A Homecoming for Artist Eric Inkala at Public Functionary

This Saturday, Brooklyn-based mural artist and painter (and former Twin Cities resident) Eric Inkala returns to Minneapolis for the opening of a new solo exhibition, "Eric Inkala: Chaos Complex," at Public Functionary. The show will feature 12 to 14 original paintings and a large-scale mural.


Inkala's work has roots in graffiti, but in recent years his graphic style has been further simplified, distilled down to its essential elements of pastel colors and flat, two-dimensional shapes. The upcoming exhibition at Public Functionary marks the debut of a new series of paintings that Inkala, a self-taught artist, has assembled over a two-month period in consultation with the show's curator, Tricia Khutoretsky.

"This is my first exhibit in Minneapolis in five years," says Inkala. "So it's going to be interesting to see people's response to where my work has gone since relocating to Brooklyn. "

[jump] Khutoretsky got to know Eric Inkala several years ago, when she profiled him for the now-defunct print magazine Industry. After Inkala relocated to Brooklyn, Khutoretsky continued to follow his career.


Inkala often posts photos of his creative process on Instagram. Khutoretsky was particularly impressed by the fact that his work showed evidence of "a new layer of complexity and depth." Public Functionary had been looking for something bold to bring the gallery's second season to a close, and Inkala's paintings fit the bill.

"It was kind of perfect timing for both myself and the gallery for this show," says Inkala. "We had been talking about doing a show for a while now, and I made a bit of a breakthrough in my work at the same time as they were figuring out what their last show of the year was going to be."

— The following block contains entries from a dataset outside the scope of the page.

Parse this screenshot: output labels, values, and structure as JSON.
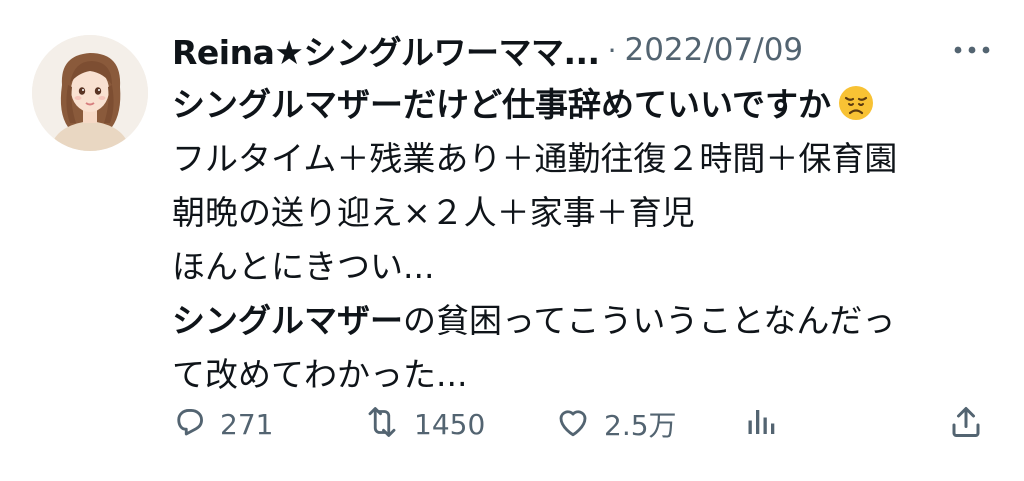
{
  "tweet": {
    "display_name": "Reina★シングルワーママ...",
    "separator": "·",
    "date": "2022/07/09",
    "avatar": {
      "icon": "avatar-illustration"
    },
    "more_icon": "more-icon",
    "body": {
      "line1_bold": "シングルマザーだけど仕事辞めていいですか",
      "line1_emoji": "disappointed-face-emoji",
      "line2": "フルタイム＋残業あり＋通勤往復２時間＋保育園",
      "line3": "朝晩の送り迎え×２人＋家事＋育児",
      "line4": "ほんとにきつい...",
      "line5_bold": "シングルマザー",
      "line5_rest": "の貧困ってこういうことなんだっ",
      "line6": "て改めてわかった..."
    },
    "actions": {
      "reply": {
        "icon": "reply-icon",
        "count": "271"
      },
      "retweet": {
        "icon": "retweet-icon",
        "count": "1450"
      },
      "like": {
        "icon": "heart-icon",
        "count": "2.5万"
      },
      "views": {
        "icon": "views-icon"
      },
      "share": {
        "icon": "share-icon"
      }
    }
  },
  "colors": {
    "text": "#0f1419",
    "secondary": "#536471",
    "background": "#ffffff"
  }
}
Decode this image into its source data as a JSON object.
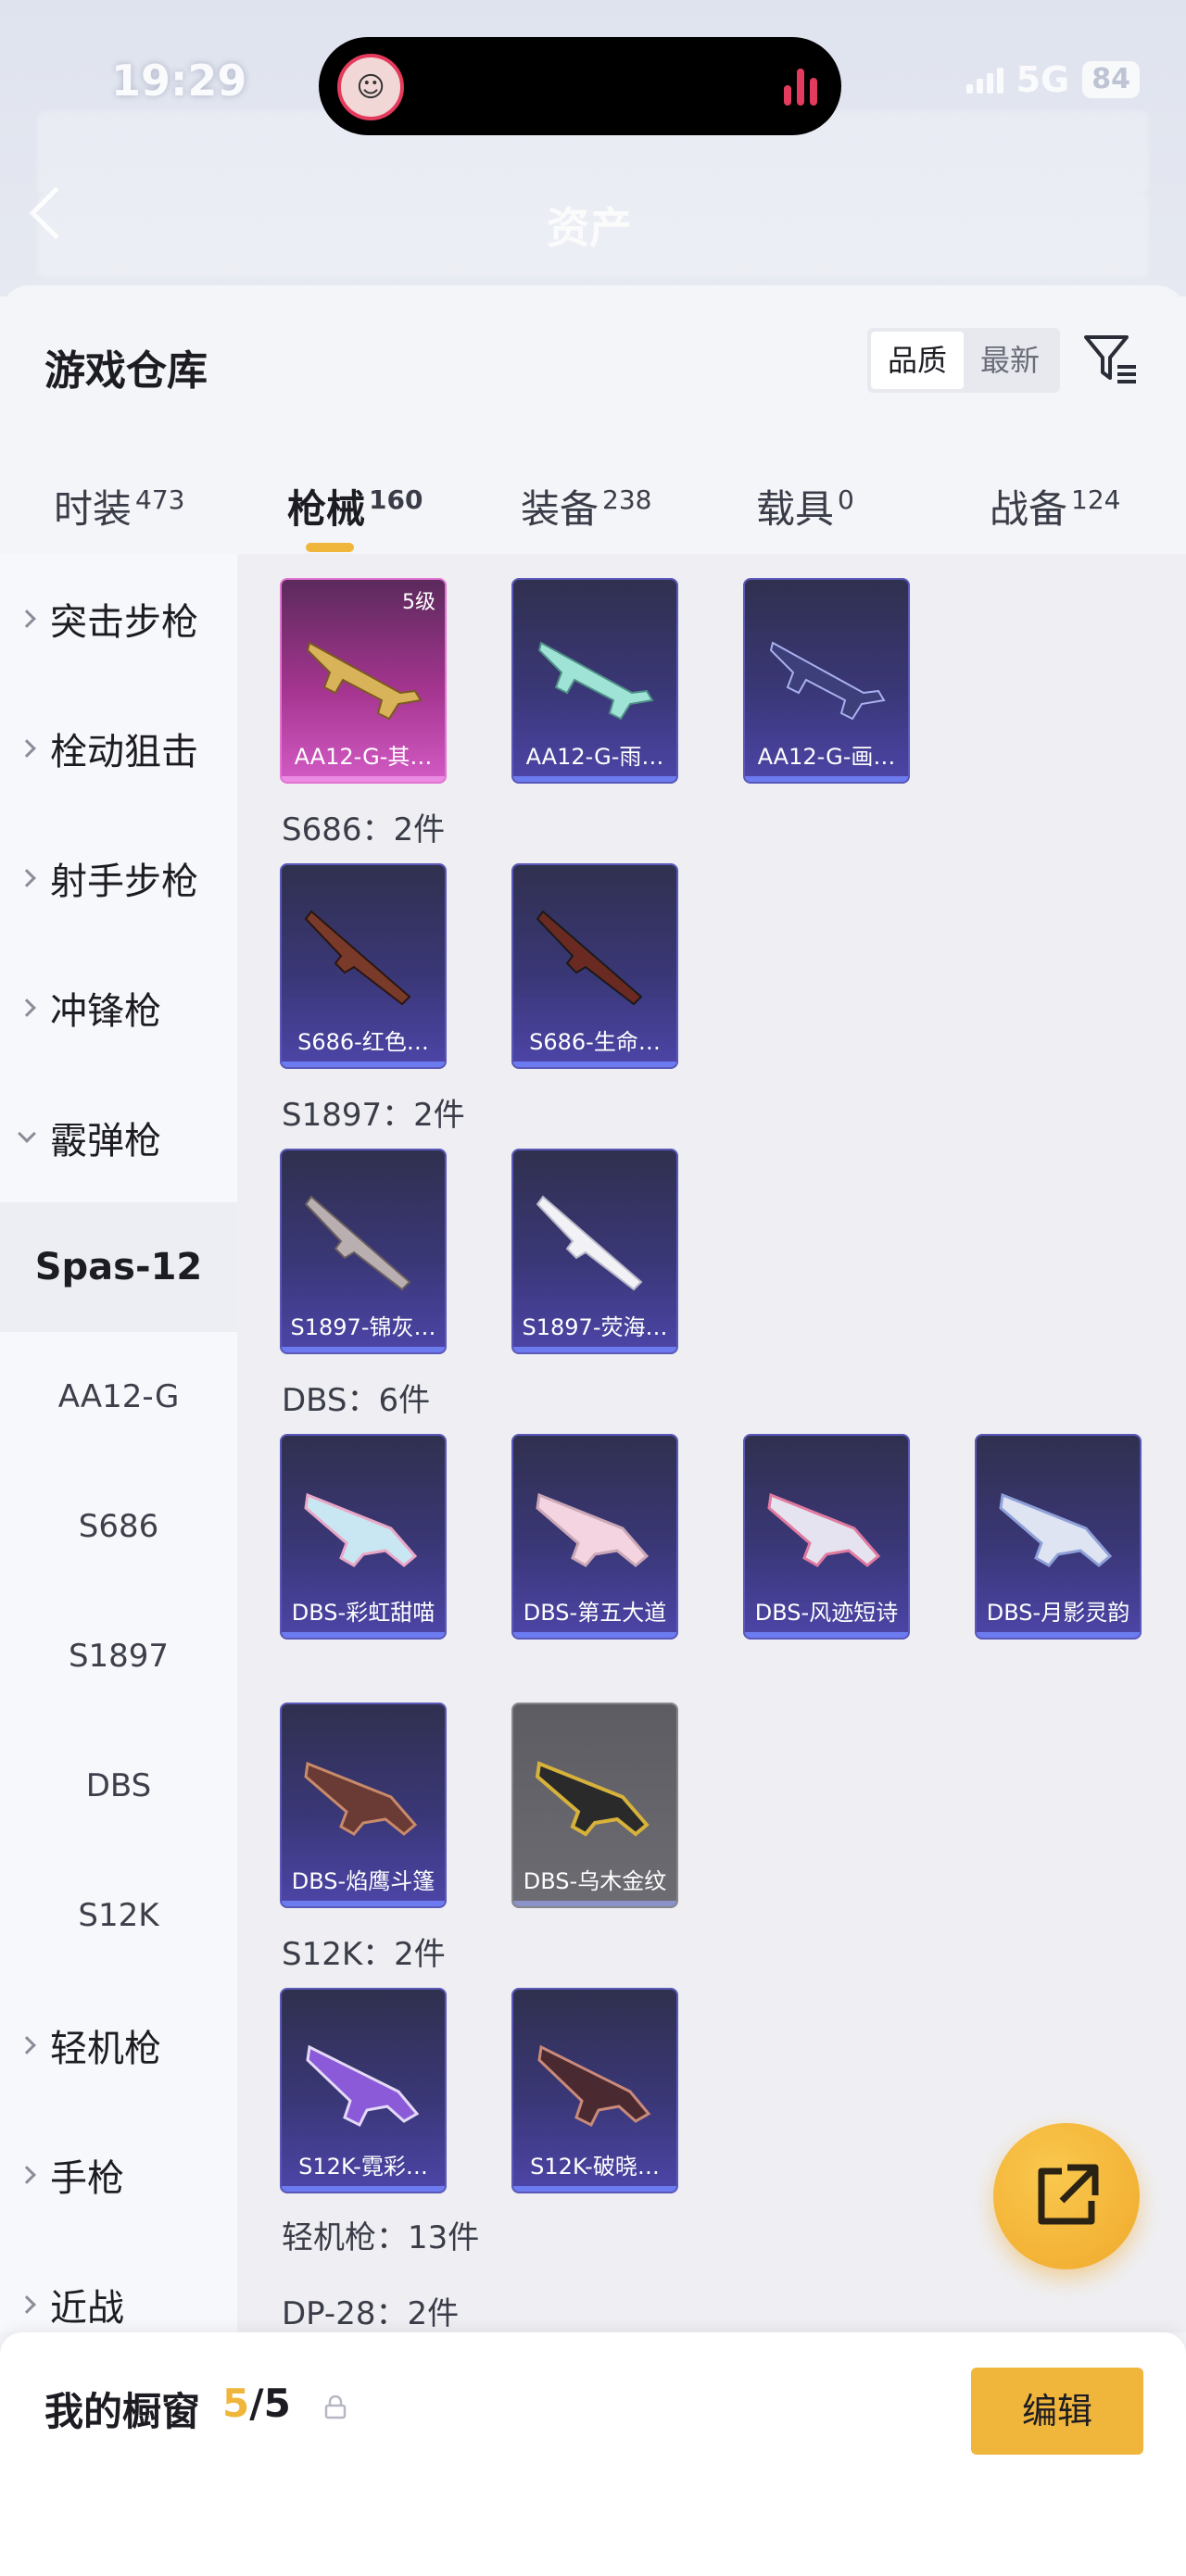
{
  "status_bar": {
    "time": "19:29",
    "network": "5G",
    "battery": "84"
  },
  "top": {
    "title": "资产"
  },
  "panel": {
    "title": "游戏仓库",
    "sort_options": [
      "品质",
      "最新"
    ],
    "active_sort": "品质"
  },
  "tabs": [
    {
      "label": "时装",
      "count": "473"
    },
    {
      "label": "枪械",
      "count": "160"
    },
    {
      "label": "装备",
      "count": "238"
    },
    {
      "label": "载具",
      "count": "0"
    },
    {
      "label": "战备",
      "count": "124"
    }
  ],
  "sidebar": {
    "items": [
      {
        "label": "突击步枪"
      },
      {
        "label": "栓动狙击"
      },
      {
        "label": "射手步枪"
      },
      {
        "label": "冲锋枪"
      },
      {
        "label": "霰弹枪"
      },
      {
        "label": "Spas-12"
      },
      {
        "label": "AA12-G"
      },
      {
        "label": "S686"
      },
      {
        "label": "S1897"
      },
      {
        "label": "DBS"
      },
      {
        "label": "S12K"
      },
      {
        "label": "轻机枪"
      },
      {
        "label": "手枪"
      },
      {
        "label": "近战"
      }
    ]
  },
  "content": {
    "cards": [
      {
        "name": "AA12-G-其…",
        "level": "5级"
      },
      {
        "name": "AA12-G-雨…"
      },
      {
        "name": "AA12-G-画…"
      },
      {
        "name": "S686-红色…"
      },
      {
        "name": "S686-生命…"
      },
      {
        "name": "S1897-锦灰…"
      },
      {
        "name": "S1897-荧海…"
      },
      {
        "name": "DBS-彩虹甜喵"
      },
      {
        "name": "DBS-第五大道"
      },
      {
        "name": "DBS-风迹短诗"
      },
      {
        "name": "DBS-月影灵韵"
      },
      {
        "name": "DBS-焰鹰斗篷"
      },
      {
        "name": "DBS-乌木金纹"
      },
      {
        "name": "S12K-霓彩…"
      },
      {
        "name": "S12K-破晓…"
      }
    ],
    "groups": [
      {
        "label": "S686：2件"
      },
      {
        "label": "S1897：2件"
      },
      {
        "label": "DBS：6件"
      },
      {
        "label": "S12K：2件"
      },
      {
        "label": "轻机枪：13件"
      },
      {
        "label": "DP-28：2件"
      }
    ]
  },
  "bottom_bar": {
    "label": "我的橱窗",
    "count_current": "5",
    "count_total": "/5",
    "edit_label": "编辑"
  },
  "colors": {
    "accent": "#f0b63c",
    "card_purple": "#3a3777",
    "card_pink": "#a53590"
  }
}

Public Functionary was envisioned as an incubator for creative ideas, and Khutoretsky was eager to showcase Inkala's artwork at the very moment when the artist was starting to make the transition to a different style. Khutoretsky was particularly interested in "seeing an artist progress, and find what his narrative is."

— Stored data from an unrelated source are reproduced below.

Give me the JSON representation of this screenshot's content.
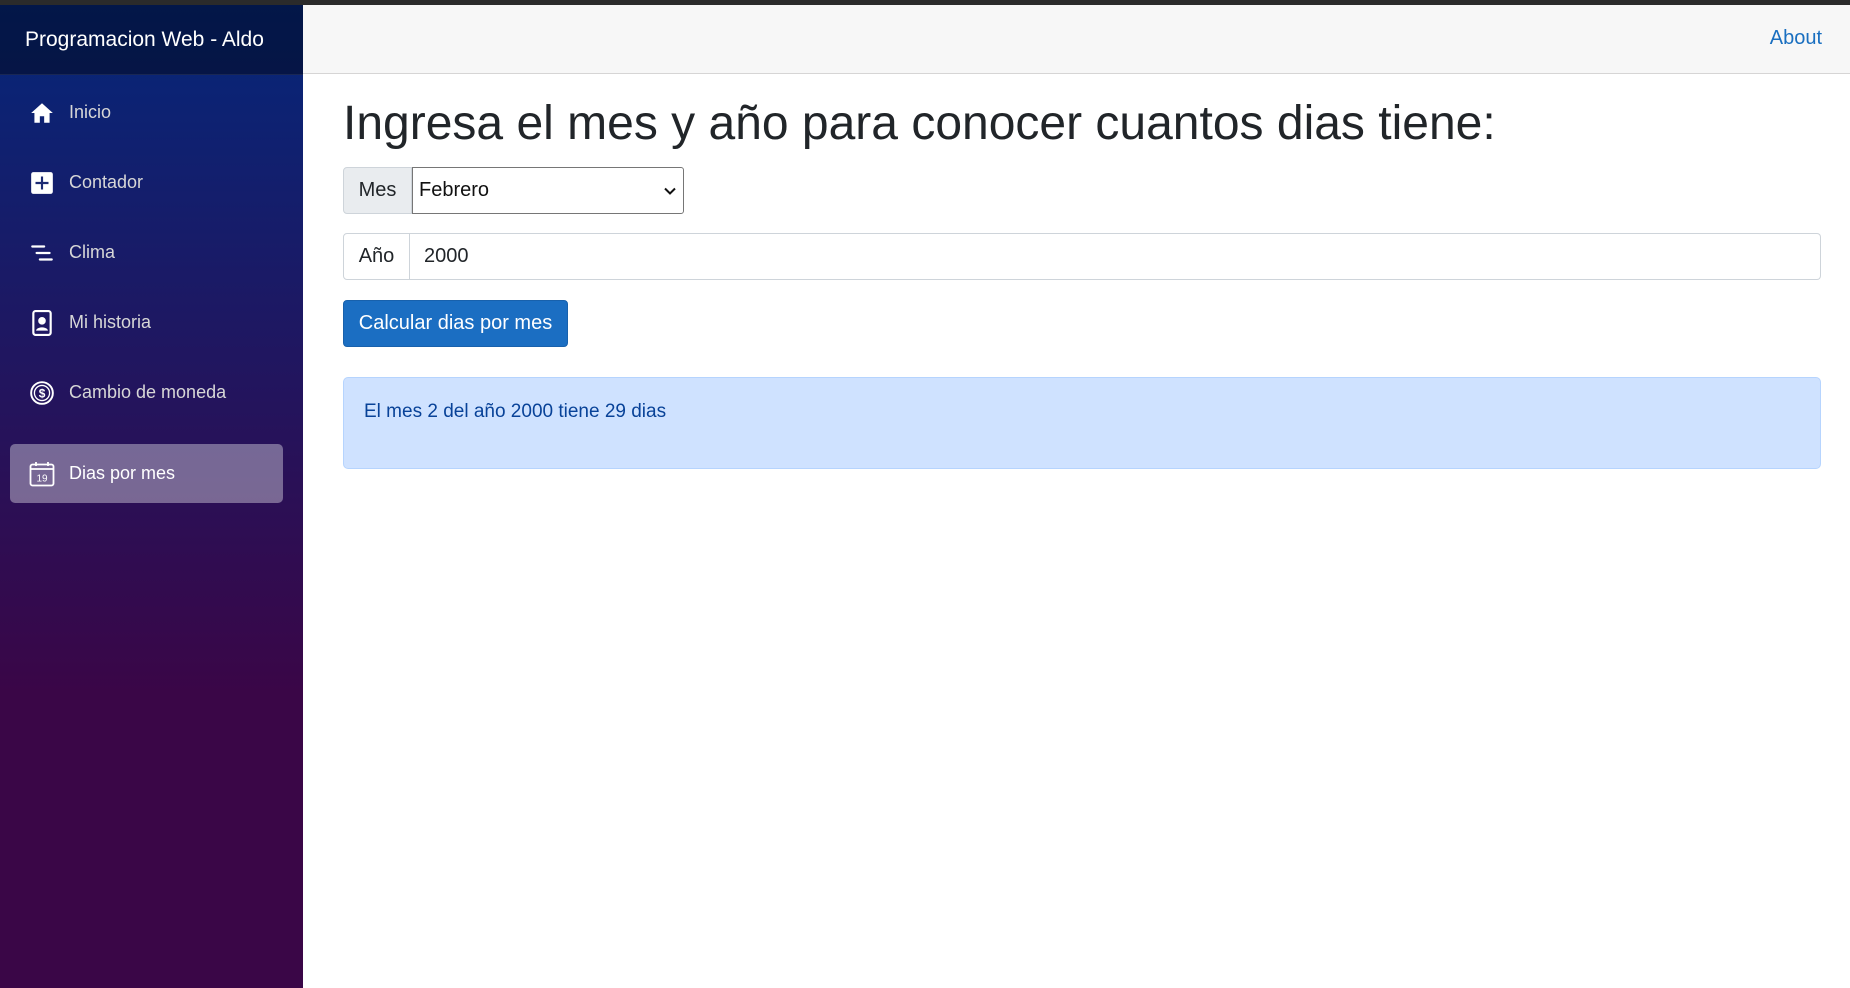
{
  "app": {
    "brand": "Programacion Web - Aldo"
  },
  "sidebar": {
    "items": [
      {
        "label": "Inicio",
        "icon": "home-icon"
      },
      {
        "label": "Contador",
        "icon": "plus-square-icon"
      },
      {
        "label": "Clima",
        "icon": "list-lines-icon"
      },
      {
        "label": "Mi historia",
        "icon": "person-badge-icon"
      },
      {
        "label": "Cambio de moneda",
        "icon": "dollar-circle-icon"
      },
      {
        "label": "Dias por mes",
        "icon": "calendar-icon",
        "active": true
      }
    ],
    "calendar_day": "19"
  },
  "topbar": {
    "about_label": "About"
  },
  "main": {
    "title": "Ingresa el mes y año para conocer cuantos dias tiene:",
    "mes_label": "Mes",
    "mes_selected": "Febrero",
    "ano_label": "Año",
    "ano_value": "2000",
    "button_label": "Calcular dias por mes",
    "result_text": "El mes 2 del año 2000 tiene 29 dias"
  },
  "colors": {
    "sidebar_top": "#05277a",
    "sidebar_bottom": "#3a0647",
    "primary": "#1b6ec2",
    "alert_bg": "#cfe2ff",
    "link": "#1a6fc0"
  }
}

After visiting Inkala's studio in New York, Khutoretsky kept in touch with him through an ongoing series of text messages. The exhibit took shape based on those discussions.

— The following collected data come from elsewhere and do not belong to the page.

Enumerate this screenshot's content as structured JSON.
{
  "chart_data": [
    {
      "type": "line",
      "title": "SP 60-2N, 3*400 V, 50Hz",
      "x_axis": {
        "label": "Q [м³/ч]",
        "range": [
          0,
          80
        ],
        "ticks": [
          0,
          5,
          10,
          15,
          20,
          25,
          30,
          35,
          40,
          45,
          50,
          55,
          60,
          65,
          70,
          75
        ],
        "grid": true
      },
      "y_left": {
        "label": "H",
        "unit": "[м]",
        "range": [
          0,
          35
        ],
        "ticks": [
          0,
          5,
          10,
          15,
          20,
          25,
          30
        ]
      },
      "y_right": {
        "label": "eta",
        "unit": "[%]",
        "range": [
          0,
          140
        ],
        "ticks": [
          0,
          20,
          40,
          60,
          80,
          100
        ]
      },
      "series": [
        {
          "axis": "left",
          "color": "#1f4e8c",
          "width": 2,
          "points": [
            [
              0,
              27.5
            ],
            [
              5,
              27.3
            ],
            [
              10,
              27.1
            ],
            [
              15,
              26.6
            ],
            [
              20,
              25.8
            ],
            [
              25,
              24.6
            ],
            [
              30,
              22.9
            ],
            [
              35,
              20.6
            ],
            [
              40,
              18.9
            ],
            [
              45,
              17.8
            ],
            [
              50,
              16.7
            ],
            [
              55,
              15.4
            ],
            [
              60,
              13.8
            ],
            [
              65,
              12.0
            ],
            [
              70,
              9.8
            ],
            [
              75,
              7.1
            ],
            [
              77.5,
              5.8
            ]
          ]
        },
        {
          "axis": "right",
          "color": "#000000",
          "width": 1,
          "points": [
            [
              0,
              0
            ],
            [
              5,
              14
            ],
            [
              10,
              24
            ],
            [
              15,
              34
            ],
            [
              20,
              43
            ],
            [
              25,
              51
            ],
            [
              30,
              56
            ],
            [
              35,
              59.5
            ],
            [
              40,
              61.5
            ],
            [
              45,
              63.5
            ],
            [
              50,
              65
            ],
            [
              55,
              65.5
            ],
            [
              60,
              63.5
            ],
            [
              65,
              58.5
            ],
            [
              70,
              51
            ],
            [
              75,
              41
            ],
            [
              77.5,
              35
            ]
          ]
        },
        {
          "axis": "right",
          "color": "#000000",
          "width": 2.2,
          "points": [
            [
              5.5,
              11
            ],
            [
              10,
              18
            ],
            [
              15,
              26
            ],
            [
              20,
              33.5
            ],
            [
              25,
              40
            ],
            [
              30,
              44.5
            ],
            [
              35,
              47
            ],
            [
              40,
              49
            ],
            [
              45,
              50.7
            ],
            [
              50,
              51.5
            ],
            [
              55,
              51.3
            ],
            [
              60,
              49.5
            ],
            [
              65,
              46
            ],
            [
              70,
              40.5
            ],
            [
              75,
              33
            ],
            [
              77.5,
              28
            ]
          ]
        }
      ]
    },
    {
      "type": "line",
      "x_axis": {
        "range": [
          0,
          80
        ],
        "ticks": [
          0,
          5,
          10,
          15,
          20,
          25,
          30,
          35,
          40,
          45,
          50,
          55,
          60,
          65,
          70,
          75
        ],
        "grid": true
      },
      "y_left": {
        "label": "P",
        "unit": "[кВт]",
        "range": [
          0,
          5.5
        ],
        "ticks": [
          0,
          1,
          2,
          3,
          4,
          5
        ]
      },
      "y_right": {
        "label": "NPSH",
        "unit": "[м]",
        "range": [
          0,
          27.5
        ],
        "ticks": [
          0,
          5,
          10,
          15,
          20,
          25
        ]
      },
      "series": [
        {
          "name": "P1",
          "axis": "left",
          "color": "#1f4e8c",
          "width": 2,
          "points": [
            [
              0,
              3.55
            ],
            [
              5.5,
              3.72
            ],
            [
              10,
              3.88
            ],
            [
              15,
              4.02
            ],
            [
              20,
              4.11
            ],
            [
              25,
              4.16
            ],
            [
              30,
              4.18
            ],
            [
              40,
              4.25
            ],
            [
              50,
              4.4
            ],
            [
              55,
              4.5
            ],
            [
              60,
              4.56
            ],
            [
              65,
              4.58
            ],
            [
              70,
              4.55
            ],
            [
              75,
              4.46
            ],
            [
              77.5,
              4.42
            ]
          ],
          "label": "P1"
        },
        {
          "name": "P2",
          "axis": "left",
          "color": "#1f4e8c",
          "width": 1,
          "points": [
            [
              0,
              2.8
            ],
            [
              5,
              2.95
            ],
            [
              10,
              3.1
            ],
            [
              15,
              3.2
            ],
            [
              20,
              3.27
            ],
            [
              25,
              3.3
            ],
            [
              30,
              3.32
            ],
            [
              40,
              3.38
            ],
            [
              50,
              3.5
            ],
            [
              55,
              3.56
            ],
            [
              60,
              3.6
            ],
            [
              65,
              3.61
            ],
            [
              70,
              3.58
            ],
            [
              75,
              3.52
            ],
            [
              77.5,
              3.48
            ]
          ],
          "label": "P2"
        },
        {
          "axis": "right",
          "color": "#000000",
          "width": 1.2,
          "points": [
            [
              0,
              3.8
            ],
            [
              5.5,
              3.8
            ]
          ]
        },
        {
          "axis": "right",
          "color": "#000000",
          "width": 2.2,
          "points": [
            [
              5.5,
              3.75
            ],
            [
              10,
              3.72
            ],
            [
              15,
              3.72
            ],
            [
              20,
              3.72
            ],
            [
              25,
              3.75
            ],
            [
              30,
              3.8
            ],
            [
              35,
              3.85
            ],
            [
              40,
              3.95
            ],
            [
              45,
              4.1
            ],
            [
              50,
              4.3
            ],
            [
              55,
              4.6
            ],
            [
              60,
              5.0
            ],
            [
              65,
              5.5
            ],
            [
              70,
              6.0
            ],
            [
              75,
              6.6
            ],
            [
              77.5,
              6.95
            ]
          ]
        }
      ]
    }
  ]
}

"Being an artist in New York is no joke. [There's] so much competition. You really have to want it to get anywhere in that city. I've always had a very strong work ethic in the studio, but since moving to New York it has narrowed my focus even more," he says.

Inkala is known for his use of a signature character, and in this latest series he continues to incorporate similar iconography (such as cartoon eyeballs), along with yellow lightning bolts, curlicue lettering, and layers of text.

"The character has been a main focus for me for years now," Inkala explains. But as his artwork has gotten more complex, the character has become "more of a basis for abstraction and exploration."


Because the paintings are so colorful, Public Functionary has chosen to display them against a neutral background. The gallery walls have been painted a shade of gray, as the work is really bright.  The central focus of the show will be a full-scale mural assembled on an underlying structure within the gallery.


As usual, Public Functionary will be hosting "PF Takeovers" on Friday nights, in which members of the local arts community are invited to come in to stage events in the space.



"Eric Inkala: Chaos Complex"

The show opens Saturday, November 22 with a reception from 7 p.m. to midnight, featuring resident DJ Sarah White.

Through December 20

Gallery hours are 2 to 6 p.m. Tuesdays, 7 to 11 p.m. Fridays, and noon to 4 p.m. Saturdays.

Check Public Functionary's website for details about Friday night PF Takeover events.